Spaghetti Napolitan
10 Minutes
2-3 SERVINGS
INGREDIENTS
Chicken- Chicken Franks
- 80 ml ketchup
- ½ Tbsp milk
- 2 tsp Worcestershire sauce
- 1 tsp sugar
- 2-3 Sadia Chicken Franks (sliced)
- ½ onion (sliced)
- ½ green bell pepper (sliced)
- 4 button mushrooms (sliced)
- 1 Tbsp oil
- 1 garlic clove (crushed)
- Salt & black pepper to taste
- 200 g spaghetti
- 60 ml reserved pasta water
- 1 Tbsp unsalted butter
- 2 Tbsp Parmesan cheese
METHOD
- Mix ketchup, milk, Worcestershire sauce, and sugar in a bowl. Set aside.
- Bring a pot of water to a boil. Cook spaghetti as per package, and reserve some pasta water near the end.
- Heat oil in a large frying pan over medium heat. Add crushed garlic clove and sliced onions, then sauté for 1 minute until golden and fragrant.

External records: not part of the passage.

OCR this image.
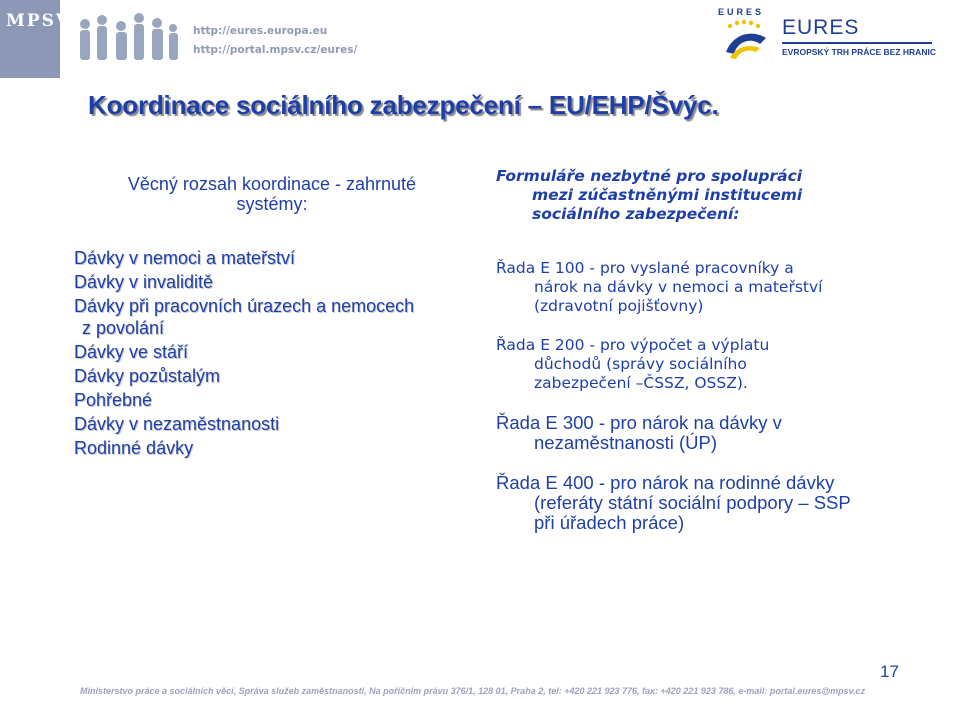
MPSV	http://eures.europa.eu
http://portal.mpsv.cz/eures/
EURES
EURES
EVROPSKÝ TRH PRÁCE BEZ HRANIC
Koordinace sociálního zabezpečení – EU/EHP/Švýc.
Věcný rozsah koordinace - zahrnuté
systémy:
Dávky v nemoci a mateřství
Dávky v invaliditě
Dávky při pracovních úrazech a nemocech
z povolání
Dávky ve stáří
Dávky pozůstalým
Pohřebné
Dávky v nezaměstnanosti
Rodinné dávky
Formuláře nezbytné pro spolupráci
mezi zúčastněnými institucemi
sociálního zabezpečení:
Řada E 100 - pro vyslané pracovníky a
nárok na dávky v nemoci a mateřství
(zdravotní pojišťovny)
Řada E 200 - pro výpočet a výplatu
důchodů (správy sociálního
zabezpečení –ČSSZ, OSSZ).
Řada E 300 - pro nárok na dávky v
nezaměstnanosti (ÚP)
Řada E 400 - pro nárok na rodinné dávky
(referáty státní sociální podpory – SSP
při úřadech práce)
17
Ministerstvo práce a sociálních věcí, Správa služeb zaměstnanosti, Na poříčním právu 376/1, 128 01, Praha 2, tel: +420 221 923 776, fax: +420 221 923 786, e-mail: portal.eures@mpsv.cz
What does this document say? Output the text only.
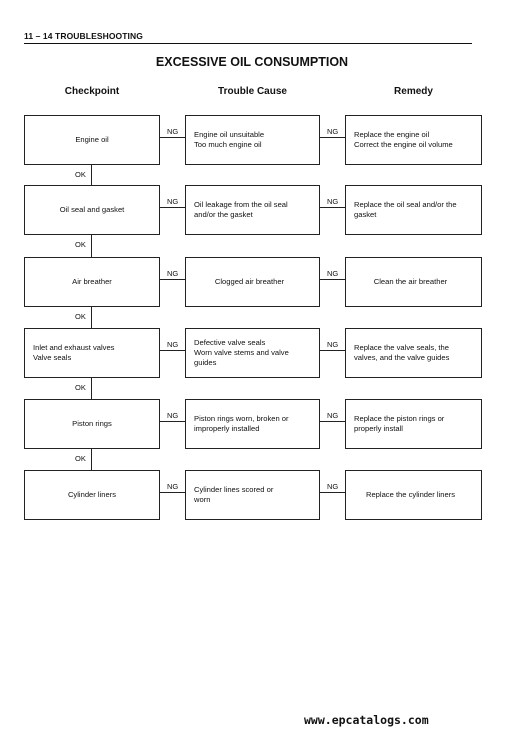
11 – 14 TROUBLESHOOTING
EXCESSIVE OIL CONSUMPTION
Checkpoint	Trouble Cause	Remedy
Engine oil
Engine oil unsuitable
Too much engine oil
Replace the engine oil
Correct the engine oil volume
NG	NG
OK
Oil seal and gasket
Oil leakage from the oil seal
and/or the gasket
Replace the oil seal and/or the
gasket
NG	NG
OK
Air breather	Clogged air breather	Clean the air breather
NG	NG
OK
Inlet and exhaust valves
Valve seals
Defective valve seals
Worn valve stems and valve
guides
Replace the valve seals, the
valves, and the valve guides
NG	NG
OK
Piston rings
Piston rings worn, broken or
improperly installed
Replace the piston rings or
properly install
NG	NG
OK
Cylinder liners
Cylinder lines scored or
worn
Replace the cylinder liners
NG	NG
www.epcatalogs.com
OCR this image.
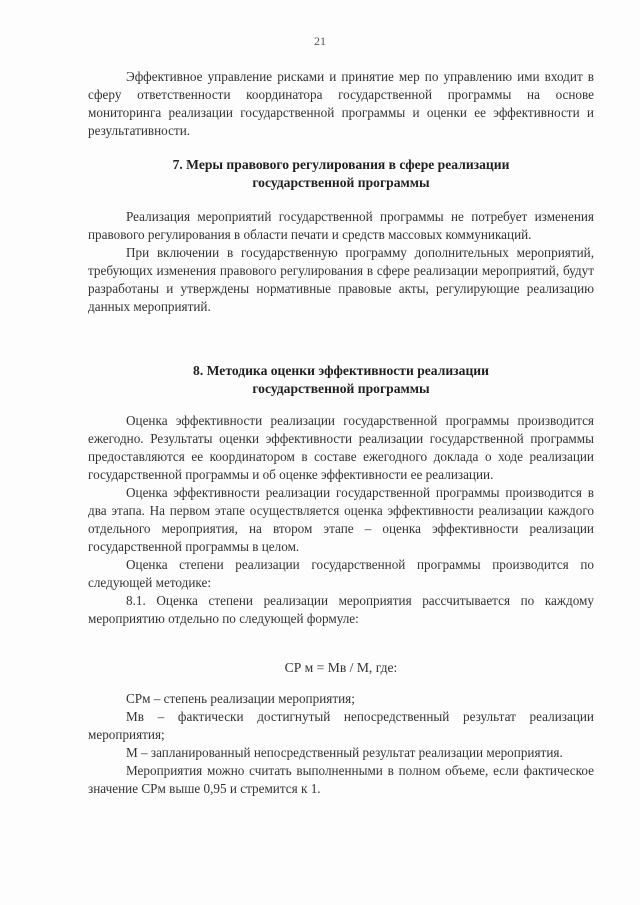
21

Эффективное управление рисками и принятие мер по управлению ими входит в сферу ответственности координатора государственной программы на основе мониторинга реализации государственной программы и оценки ее эффективности и результативности.

7. Меры правового регулирования в сфере реализации
государственной программы

Реализация мероприятий государственной программы не потребует изменения правового регулирования в области печати и средств массовых коммуникаций.

При включении в государственную программу дополнительных мероприятий, требующих изменения правового регулирования в сфере реализации мероприятий, будут разработаны и утверждены нормативные правовые акты, регулирующие реализацию данных мероприятий.

8. Методика оценки эффективности реализации
государственной программы

Оценка эффективности реализации государственной программы производится ежегодно. Результаты оценки эффективности реализации государственной программы предоставляются ее координатором в составе ежегодного доклада о ходе реализации государственной программы и об оценке эффективности ее реализации.

Оценка эффективности реализации государственной программы производится в два этапа. На первом этапе осуществляется оценка эффективности реализации каждого отдельного мероприятия, на втором этапе – оценка эффективности реализации государственной программы в целом.

Оценка степени реализации государственной программы производится по следующей методике:

8.1. Оценка степени реализации мероприятия рассчитывается по каждому мероприятию отдельно по следующей формуле:

СР м = Мв / М, где:

СРм – степень реализации мероприятия;

Мв – фактически достигнутый непосредственный результат реализации мероприятия;

М – запланированный непосредственный результат реализации мероприятия.

Мероприятия можно считать выполненными в полном объеме, если фактическое значение СРм выше 0,95 и стремится к 1.
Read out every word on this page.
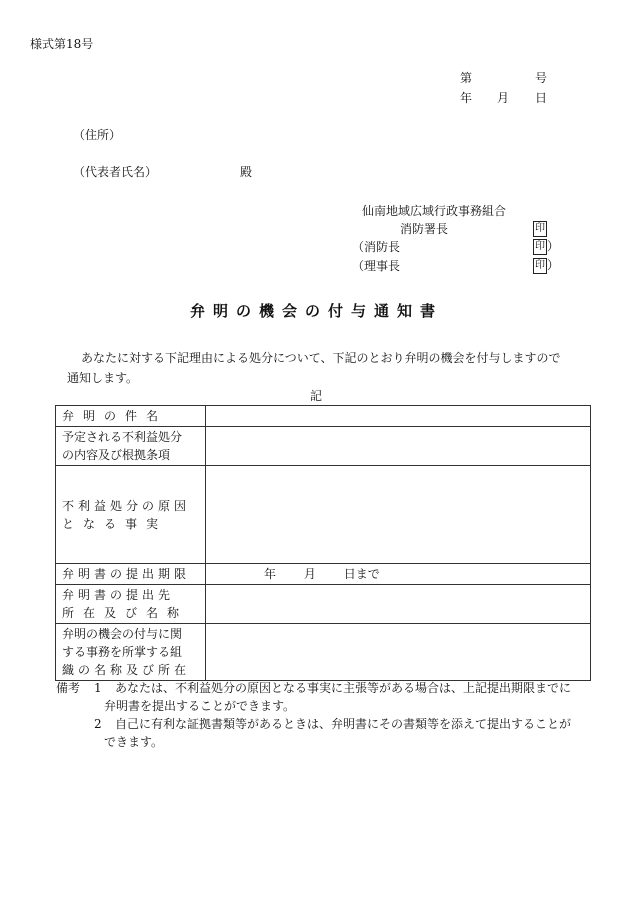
様式第18号
第	号
年 月 日
（住所）
（代表者氏名）	殿
仙南地域広域行政事務組合
消防署長	印
（消防長	印 ）
（理事長	印 ）
弁明の機会の付与通知書
あなたに対する下記理由による処分について、下記のとおり弁明の機会を付与しますので
通知します。
記
弁明の件名	

予定される不利益処分
の内容及び根拠条項	

不利益処分の原因
となる事実	

弁明書の提出期限	年 月 日まで

弁明書の提出先
所在及び名称	

弁明の機会の付与に関
する事務を所掌する組
織の名称及び所在	

備考 1 あなたは、不利益処分の原因となる事実に主張等がある場合は、上記提出期限までに
弁明書を提出することができます。
2 自己に有利な証拠書類等があるときは、弁明書にその書類等を添えて提出することが
できます。
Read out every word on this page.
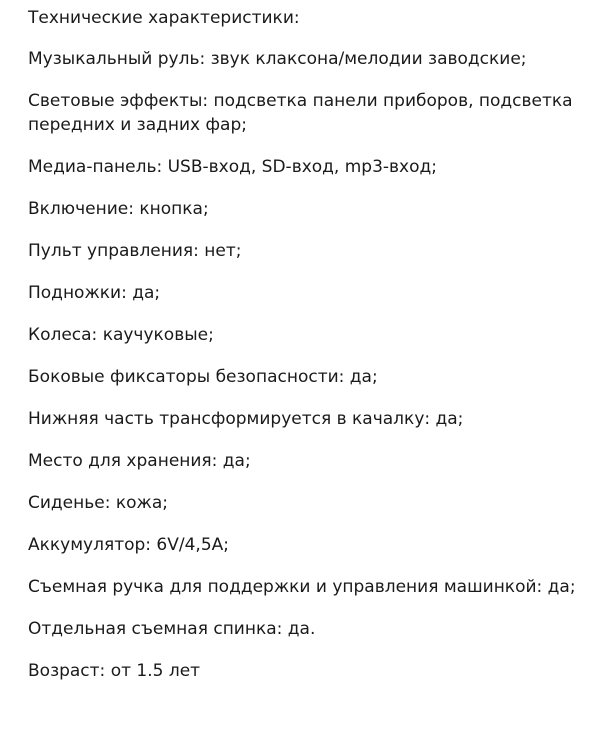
Технические характеристики:
Музыкальный руль: звук клаксона/мелодии заводские;
Световые эффекты: подсветка панели приборов, подсветка передних и задних фар;
Медиа-панель: USB-вход, SD-вход, mp3-вход;
Включение: кнопка;
Пульт управления: нет;
Подножки: да;
Колеса: каучуковые;
Боковые фиксаторы безопасности: да;
Нижняя часть трансформируется в качалку: да;
Место для хранения: да;
Сиденье: кожа;
Аккумулятор: 6V/4,5A;
Съемная ручка для поддержки и управления машинкой: да;
Отдельная съемная спинка: да.
Возраст: от 1.5 лет
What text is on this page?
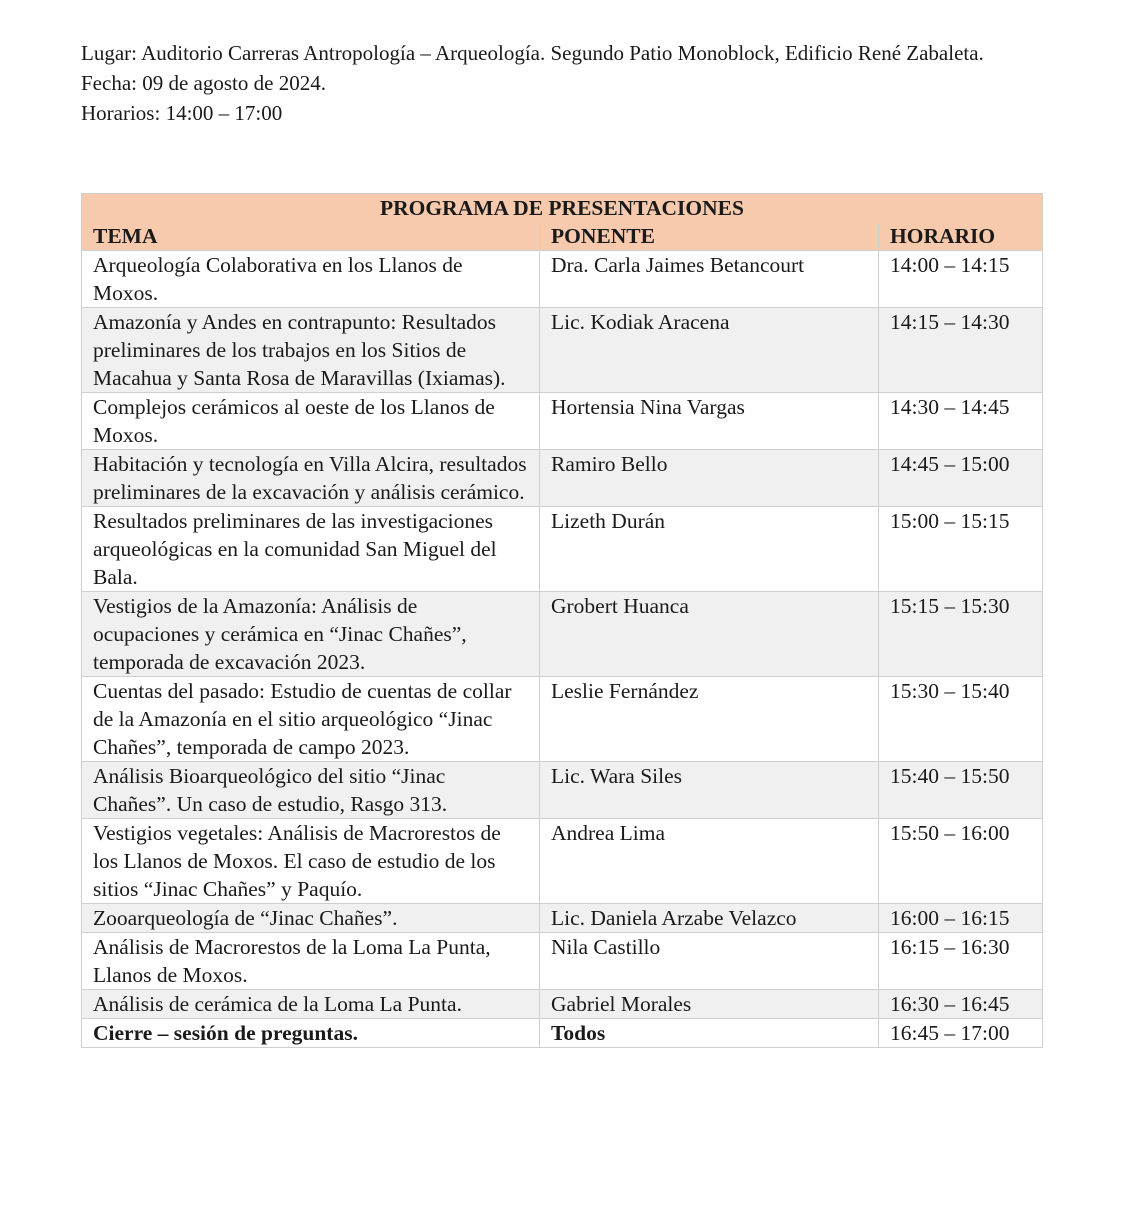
Lugar: Auditorio Carreras Antropología – Arqueología. Segundo Patio Monoblock, Edificio René Zabaleta.

Fecha: 09 de agosto de 2024.

Horarios: 14:00 – 17:00

PROGRAMA DE PRESENTACIONES		
TEMA	PONENTE	HORARIO
Arqueología Colaborativa en los Llanos de Moxos.	Dra. Carla Jaimes Betancourt	14:00 – 14:15
Amazonía y Andes en contrapunto: Resultados preliminares de los trabajos en los Sitios de Macahua y Santa Rosa de Maravillas (Ixiamas).	Lic. Kodiak Aracena	14:15 – 14:30
Complejos cerámicos al oeste de los Llanos de Moxos.	Hortensia Nina Vargas	14:30 – 14:45
Habitación y tecnología en Villa Alcira, resultados preliminares de la excavación y análisis cerámico.	Ramiro Bello	14:45 – 15:00
Resultados preliminares de las investigaciones arqueológicas en la comunidad San Miguel del Bala.	Lizeth Durán	15:00 – 15:15
Vestigios de la Amazonía: Análisis de ocupaciones y cerámica en “Jinac Chañes”, temporada de excavación 2023.	Grobert Huanca	15:15 – 15:30
Cuentas del pasado: Estudio de cuentas de collar de la Amazonía en el sitio arqueológico “Jinac Chañes”, temporada de campo 2023.	Leslie Fernández	15:30 – 15:40
Análisis Bioarqueológico del sitio “Jinac Chañes”. Un caso de estudio, Rasgo 313.	Lic. Wara Siles	15:40 – 15:50
Vestigios vegetales: Análisis de Macrorestos de los Llanos de Moxos. El caso de estudio de los sitios “Jinac Chañes” y Paquío.	Andrea Lima	15:50 – 16:00
Zooarqueología de “Jinac Chañes”.	Lic. Daniela Arzabe Velazco	16:00 – 16:15
Análisis de Macrorestos de la Loma La Punta, Llanos de Moxos.	Nila Castillo	16:15 – 16:30
Análisis de cerámica de la Loma La Punta.	Gabriel Morales	16:30 – 16:45
Cierre – sesión de preguntas.	Todos	16:45 – 17:00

- Add sliced Sadia Chicken Franks, bell peppers, mushrooms. Cook until fully done.
- Season with salt and pepper.
- Push ingredients aside, pour sauce into the empty space, and mix everything together once the sauce bubbles and thickens.
- Scoop some pasta water and stir it into the sauce gradually until it reaches your desired consistency.
- Add cooked spaghetti and butter. Toss with tongs until evenly coated in sauce.
- Plate the spaghetti and top with Parmesan cheese, if desired.